Barbara Streisand über Berlin. Und sie aß hier das Lieblingsgericht der Kreuzberger Gourmets – eine Currywurst. Der „Tagesspiegel“: Die habe ihr „sogar“ geschmeckt.

„Die Stadt, die meine Liebe hat. Genau inmitten von der Welt hat sie der Herrgott hingestellt.“
Hildegard Knef

„Kreuzberger Kämpfe sind lang“.
Überschrift im „Tagesspiegel“ zu einem Bericht über Widerstand in Kreuzberg, weil am Landwehrkanal Bäume gefällt werden sollen.

„Hier hat man die Vorteile von Provinz und Großstadt.“
Régis Présent-Griot, Herausgeber der Zeitung „LA GAZETTE de Berlin“. In der Hauptstadt leben inzwischen 11.500 Franzosen. Die Zuzüge aus der Grande Nation steigen und steigen und steigen.

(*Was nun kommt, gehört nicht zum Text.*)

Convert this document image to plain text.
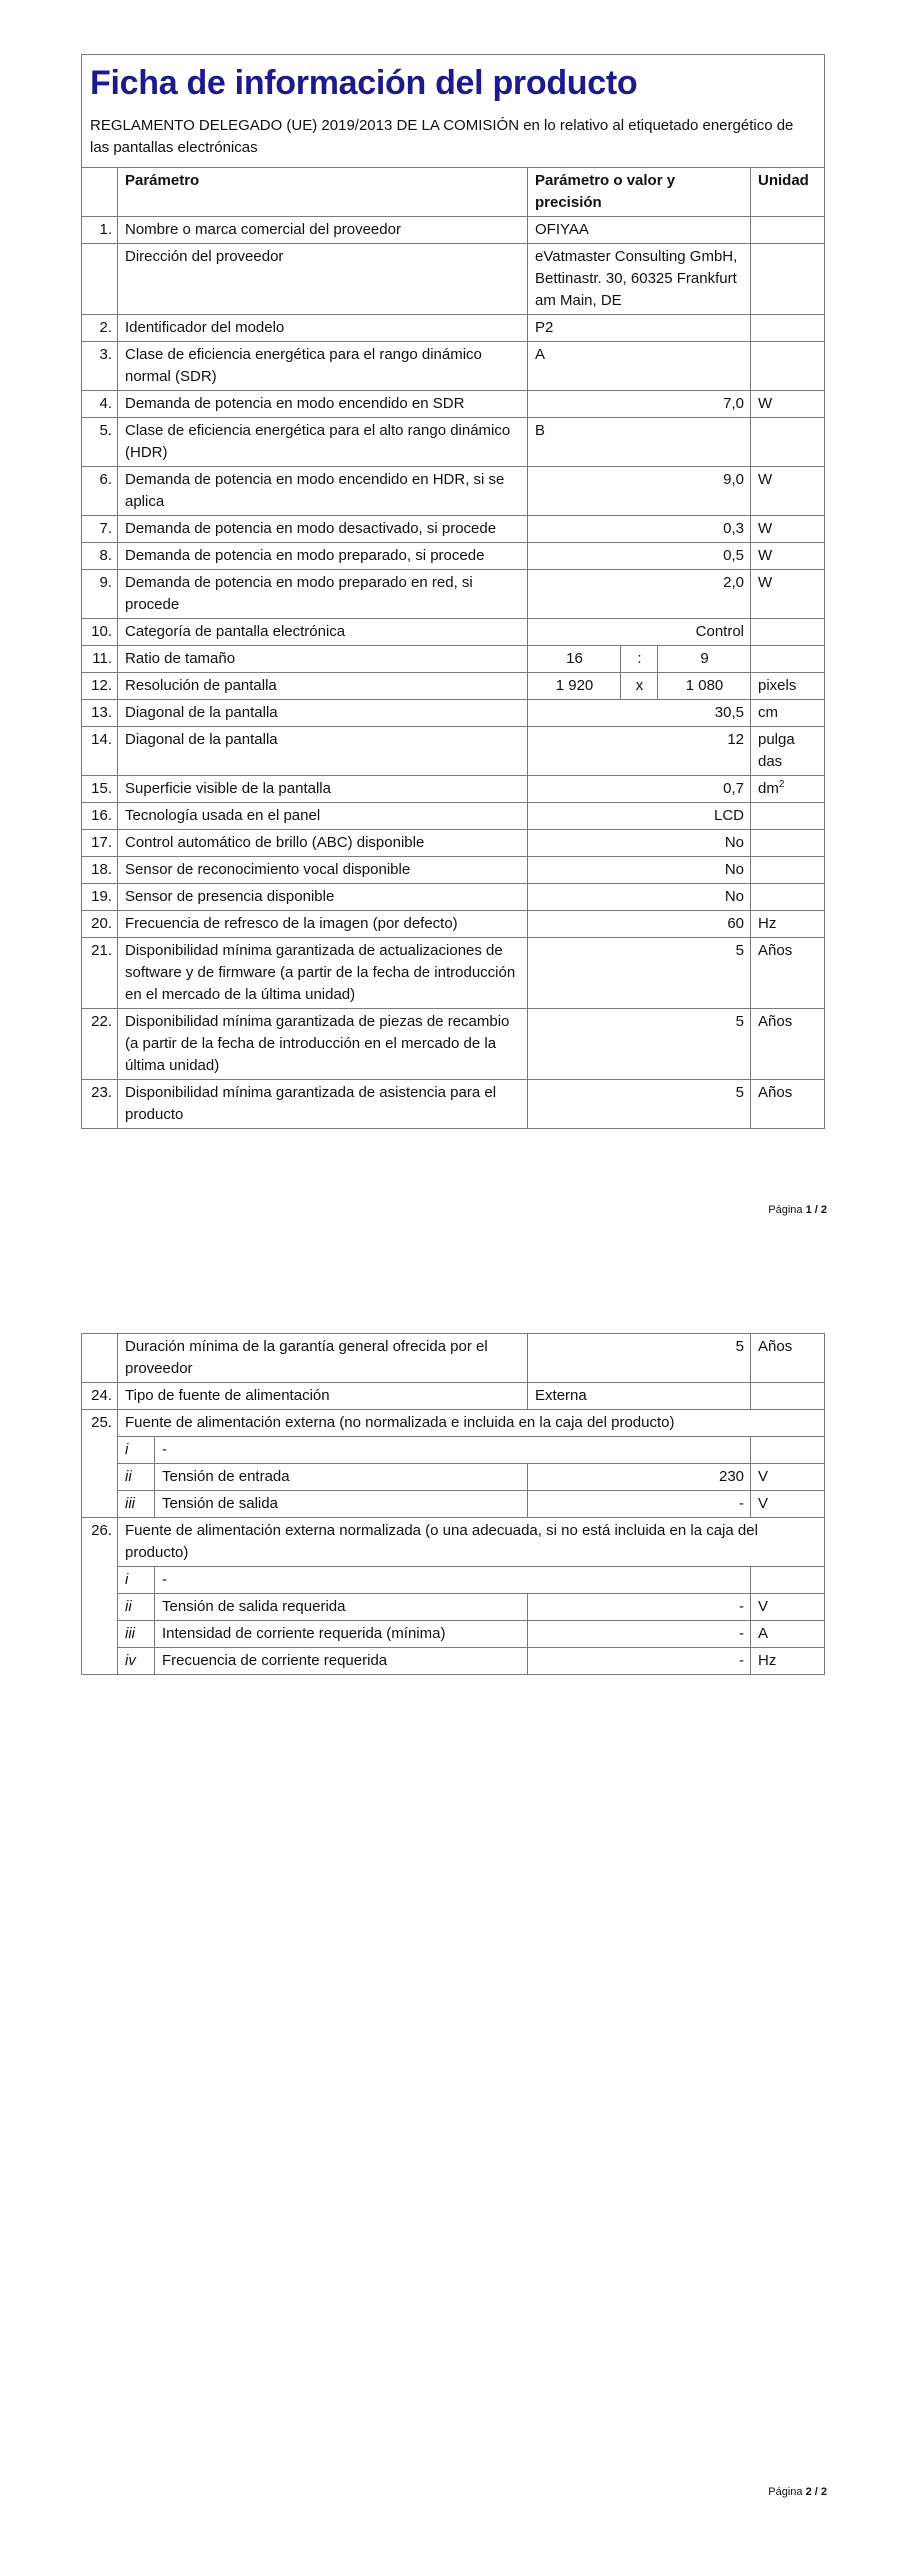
Ficha de información del producto
REGLAMENTO DELEGADO (UE) 2019/2013 DE LA COMISIÓN en lo relativo al etiquetado energético de las pantallas electrónicas					

	Parámetro	Parámetro o valor y precisión			Unidad
1.	Nombre o marca comercial del proveedor	OFIYAA			
	Dirección del proveedor	eVatmaster Consulting GmbH, Bettinastr. 30, 60325 Frankfurt am Main, DE			
2.	Identificador del modelo	P2			
3.	Clase de eficiencia energética para el rango dinámico normal (SDR)	A			
4.	Demanda de potencia en modo encendido en SDR	7,0			W
5.	Clase de eficiencia energética para el alto rango dinámico (HDR)	B			
6.	Demanda de potencia en modo encendido en HDR, si se aplica	9,0			W
7.	Demanda de potencia en modo desactivado, si procede	0,3			W
8.	Demanda de potencia en modo preparado, si procede	0,5			W
9.	Demanda de potencia en modo preparado en red, si procede	2,0			W
10.	Categoría de pantalla electrónica	Control			
11.	Ratio de tamaño	16	:	9	
12.	Resolución de pantalla	1 920	x	1 080	pixels
13.	Diagonal de la pantalla	30,5			cm
14.	Diagonal de la pantalla	12			pulgadas

15.	Superficie visible de la pantalla	0,7			$dm^2$
16.	Tecnología usada en el panel	LCD			
17.	Control automático de brillo (ABC) disponible	No			
18.	Sensor de reconocimiento vocal disponible	No			
19.	Sensor de presencia disponible	No			
20.	Frecuencia de refresco de la imagen (por defecto)	60			Hz
21.	Disponibilidad mínima garantizada de actualizaciones de software y de firmware (a partir de la fecha de introducción en el mercado de la última unidad)	5			Años
22.	Disponibilidad mínima garantizada de piezas de recambio (a partir de la fecha de introducción en el mercado de la última unidad)	5			Años
23.	Disponibilidad mínima garantizada de asistencia para el producto	5			Años
Página 1 / 2
	Duración mínima de la garantía general ofrecida por el proveedor		5	Años
24.	Tipo de fuente de alimentación		Externa	
25.	Fuente de alimentación externa (no normalizada e incluida en la caja del producto)			
	i	-		
	ii	Tensión de entrada	230	V
	iii	Tensión de salida	-	V
26.	Fuente de alimentación externa normalizada (o una adecuada, si no está incluida en la caja del producto)			
	i	-		
	ii	Tensión de salida requerida	-	V
	iii	Intensidad de corriente requerida (mínima)	-	A
	iv	Frecuencia de corriente requerida	-	Hz
Página 2 / 2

„... Weißt du, wie viel Leute pro Jahr in Berlin als vermisst gemeldet werden?“
„Na, ein paar Dutzend, schätze ich mal, werden das schon sein.“
„Ungefähr 8000!“
„8000?“
(...)
„Die meisten kommen schon zurück, sicher, nach ein paar Tagen oder Wochen ...“
Aus dem Roman von Jens Sparschuh „eins zu eins“.

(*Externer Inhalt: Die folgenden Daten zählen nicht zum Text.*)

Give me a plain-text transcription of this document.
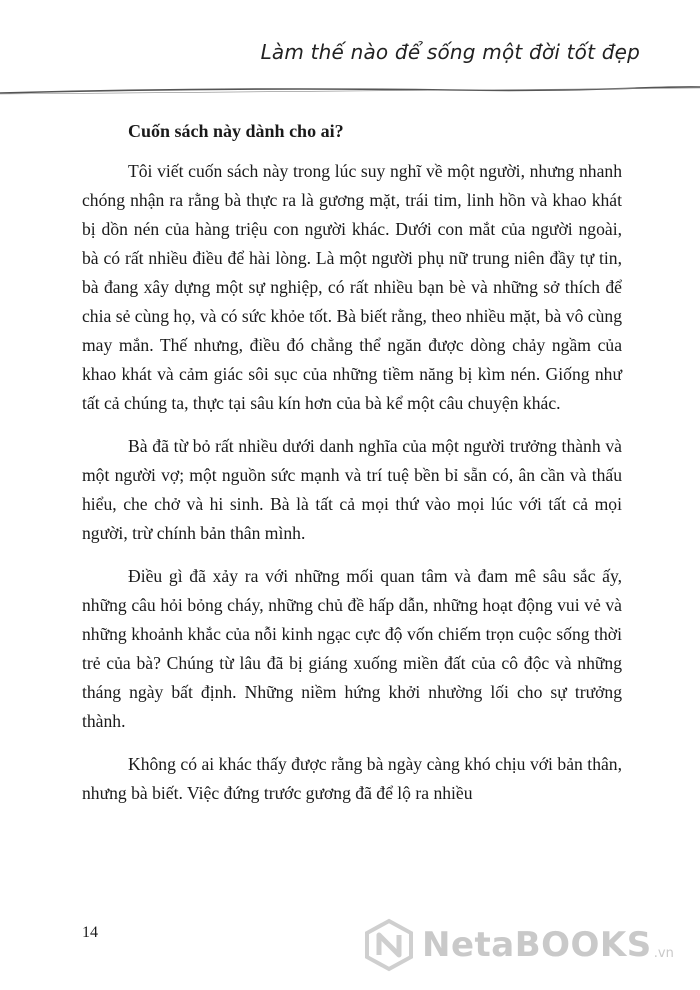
Làm thế nào để sống một đời tốt đẹp
Cuốn sách này dành cho ai?

Tôi viết cuốn sách này trong lúc suy nghĩ về một người, nhưng nhanh chóng nhận ra rằng bà thực ra là gương mặt, trái tim, linh hồn và khao khát bị dồn nén của hàng triệu con người khác. Dưới con mắt của người ngoài, bà có rất nhiều điều để hài lòng. Là một người phụ nữ trung niên đầy tự tin, bà đang xây dựng một sự nghiệp, có rất nhiều bạn bè và những sở thích để chia sẻ cùng họ, và có sức khỏe tốt. Bà biết rằng, theo nhiều mặt, bà vô cùng may mắn. Thế nhưng, điều đó chẳng thể ngăn được dòng chảy ngầm của khao khát và cảm giác sôi sục của những tiềm năng bị kìm nén. Giống như tất cả chúng ta, thực tại sâu kín hơn của bà kể một câu chuyện khác.

Bà đã từ bỏ rất nhiều dưới danh nghĩa của một người trưởng thành và một người vợ; một nguồn sức mạnh và trí tuệ bền bỉ sẵn có, ân cần và thấu hiểu, che chở và hi sinh. Bà là tất cả mọi thứ vào mọi lúc với tất cả mọi người, trừ chính bản thân mình.

Điều gì đã xảy ra với những mối quan tâm và đam mê sâu sắc ấy, những câu hỏi bỏng cháy, những chủ đề hấp dẫn, những hoạt động vui vẻ và những khoảnh khắc của nỗi kinh ngạc cực độ vốn chiếm trọn cuộc sống thời trẻ của bà? Chúng từ lâu đã bị giáng xuống miền đất của cô độc và những tháng ngày bất định. Những niềm hứng khởi nhường lối cho sự trưởng thành.

Không có ai khác thấy được rằng bà ngày càng khó chịu với bản thân, nhưng bà biết. Việc đứng trước gương đã để lộ ra nhiều

14	NetaBOOKS .vn
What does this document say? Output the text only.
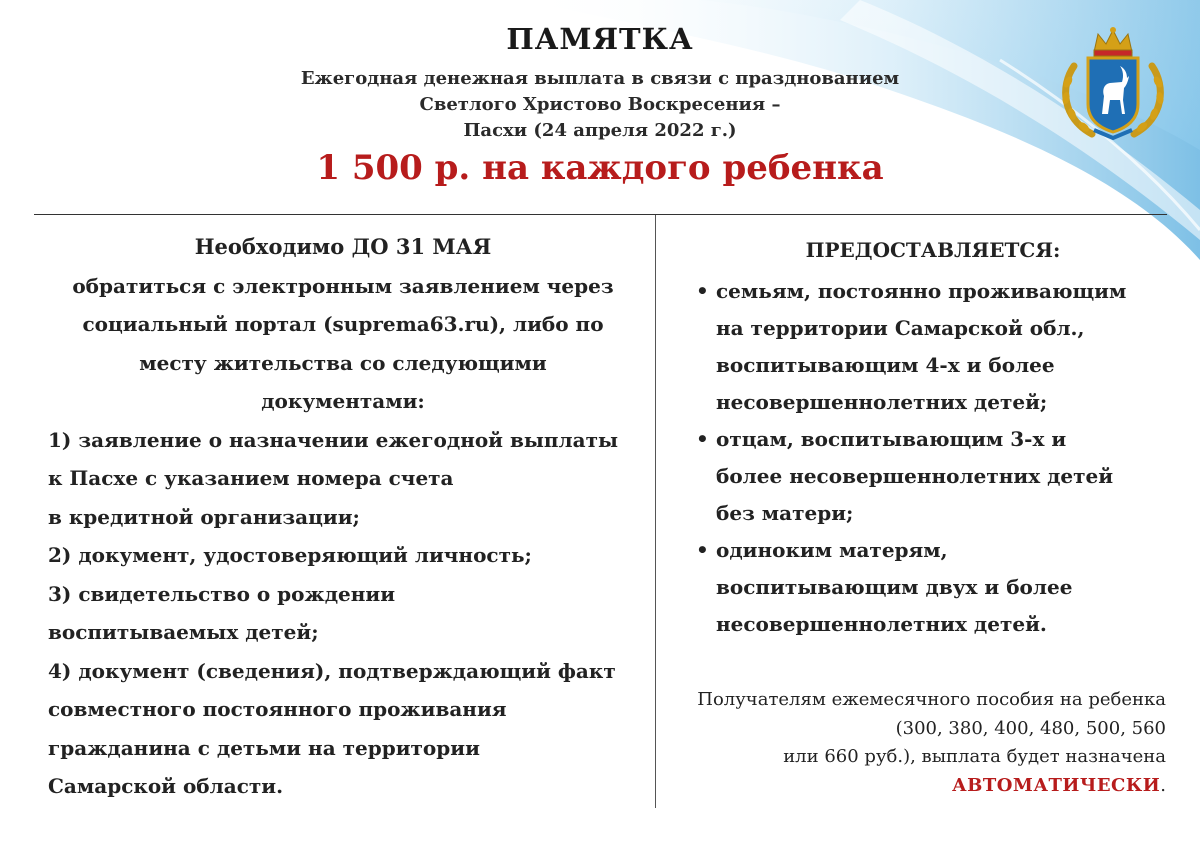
ПАМЯТКА
Ежегодная денежная выплата в связи с празднованием
Светлого Христово Воскресения –
Пасхи (24 апреля 2022 г.)
1 500 р. на каждого ребенка
Необходимо ДО 31 МАЯ
обратиться с электронным заявлением через
социальный портал (suprema63.ru), либо по
месту жительства со следующими
документами:
1) заявление о назначении ежегодной выплаты
к Пасхе с указанием номера счета
в кредитной организации;
2) документ, удостоверяющий личность;
3) свидетельство о рождении
воспитываемых детей;
4) документ (сведения), подтверждающий факт
совместного постоянного проживания
гражданина с детьми на территории
Самарской области.
ПРЕДОСТАВЛЯЕТСЯ:
• семьям, постоянно проживающим
на территории Самарской обл.,
воспитывающим 4-х и более
несовершеннолетних детей;
• отцам, воспитывающим 3-х и
более несовершеннолетних детей
без матери;
• одиноким матерям,
воспитывающим двух и более
несовершеннолетних детей.
Получателям ежемесячного пособия на ребенка
(300, 380, 400, 480, 500, 560
или 660 руб.), выплата будет назначена
АВТОМАТИЧЕСКИ.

„Mach Platz, du Penner“, gewöhnungsbedürftiger Umgangston in Berlin.
Laut dem Buch von Georg Diez, Claudius Seidl u. a.: „Schaut auf diese Stadt.“ KiWi-Paperback

„Würzfleisch kommt wie ein Ragout fin in kleinen heißen Keramiktassen, und wenn es gut gemacht ist, schmeckt und sieht es aus wie schon einmal gegessen.“
Ebenda.

„Nur nachtaktive Berliner können den morgendlichen Kaffee langsam schlürfen. Sie bestellen sich eine Riesentasse Milchkaffee. Und bleiben oft bis zum Mittag am selben Tisch kleben.“
Pascale Hugues von „Le Point.“

„Vielleicht sind die Leute grob zu mir, aber ich kann sie nicht verstehen.“
Die Schauspielerin Christina Ricci über die Berliner

„Ignoranz, Anonymität und Gewalt.“
Was der Schauspieler Axel Prahl nicht mag an Berlin.

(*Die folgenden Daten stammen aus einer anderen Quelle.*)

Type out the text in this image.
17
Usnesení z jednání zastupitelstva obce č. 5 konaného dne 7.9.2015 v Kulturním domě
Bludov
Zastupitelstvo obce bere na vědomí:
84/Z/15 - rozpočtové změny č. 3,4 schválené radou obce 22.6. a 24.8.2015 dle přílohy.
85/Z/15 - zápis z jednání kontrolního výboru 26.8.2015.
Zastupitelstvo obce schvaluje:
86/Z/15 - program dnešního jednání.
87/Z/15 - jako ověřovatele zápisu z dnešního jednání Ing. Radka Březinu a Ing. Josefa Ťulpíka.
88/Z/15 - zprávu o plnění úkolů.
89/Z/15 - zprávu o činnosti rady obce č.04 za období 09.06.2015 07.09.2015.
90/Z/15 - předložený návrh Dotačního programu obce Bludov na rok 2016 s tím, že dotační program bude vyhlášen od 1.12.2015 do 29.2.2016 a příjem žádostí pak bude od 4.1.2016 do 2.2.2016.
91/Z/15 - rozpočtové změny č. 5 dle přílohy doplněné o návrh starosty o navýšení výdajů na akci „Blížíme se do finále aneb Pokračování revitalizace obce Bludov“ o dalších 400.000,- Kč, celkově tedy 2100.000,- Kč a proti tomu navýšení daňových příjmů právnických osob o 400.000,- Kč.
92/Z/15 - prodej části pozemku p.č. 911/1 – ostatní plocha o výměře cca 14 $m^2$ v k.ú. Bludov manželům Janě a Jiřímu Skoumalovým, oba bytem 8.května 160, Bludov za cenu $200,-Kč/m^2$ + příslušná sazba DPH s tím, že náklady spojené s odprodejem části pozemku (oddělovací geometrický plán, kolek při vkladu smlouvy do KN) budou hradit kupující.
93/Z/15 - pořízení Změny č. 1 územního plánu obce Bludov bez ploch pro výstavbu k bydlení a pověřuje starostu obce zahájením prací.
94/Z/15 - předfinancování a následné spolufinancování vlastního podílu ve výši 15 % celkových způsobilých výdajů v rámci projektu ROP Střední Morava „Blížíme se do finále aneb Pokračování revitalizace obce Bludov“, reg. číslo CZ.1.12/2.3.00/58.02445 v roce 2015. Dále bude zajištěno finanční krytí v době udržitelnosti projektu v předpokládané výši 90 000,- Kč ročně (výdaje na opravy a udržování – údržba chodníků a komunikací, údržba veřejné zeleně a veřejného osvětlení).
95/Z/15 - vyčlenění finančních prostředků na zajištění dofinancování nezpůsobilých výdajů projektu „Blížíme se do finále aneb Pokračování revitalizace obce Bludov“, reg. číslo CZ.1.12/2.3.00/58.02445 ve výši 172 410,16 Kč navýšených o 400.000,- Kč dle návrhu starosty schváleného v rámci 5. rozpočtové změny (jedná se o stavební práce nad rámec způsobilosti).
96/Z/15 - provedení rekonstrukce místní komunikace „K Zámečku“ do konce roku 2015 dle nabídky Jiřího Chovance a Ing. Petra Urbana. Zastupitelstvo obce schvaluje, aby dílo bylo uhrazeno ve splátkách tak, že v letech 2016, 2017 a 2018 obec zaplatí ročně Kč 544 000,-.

„Du kommst aus Spandau, Neukölln oder Steglitz. Du bist fett wie’n Ochse oder schlank wie’n Rehkitz“
Die Hip-Hopper „Icke&Er“ in ihrem neuen Album über Berliner Girls.

 

Berliner Bilderbogen

„Berlin zieht an“, behauptete der „Tagesspiegel am Sonntag“, 15. Juli, und verwies auf eine angeblich große Modenschau. „Am Brandenburger Tor wird die Mode der kommenden Saison gezeigt.“ Einen Tag später hieß die Schlagzeile: „Mit der Schau der besten Berliner Nachwuchsdesigner schloss am Sonntag die erste internationale Fashion Week in Berlin.“ Es bleibt noch viel zu tun. Im Berliner Bilderbogen wird hier die Mode der Straße dokumentiert. Denn: „Wir brauchen in Deutschland keine Modemetropole, wir haben bereits eine: Düsseldorf. ... Berlin hat sicher in Sachen Mode einen sehr eigenen Charme; so lässig und reichlich wie in Berlin werden nirgendwo sonst Jogginganzüge auf der Straße getragen.“ Auszug aus einem Leserbrief der „Berliner Morgenpost“, veröffentlicht am 20. Juli 2007.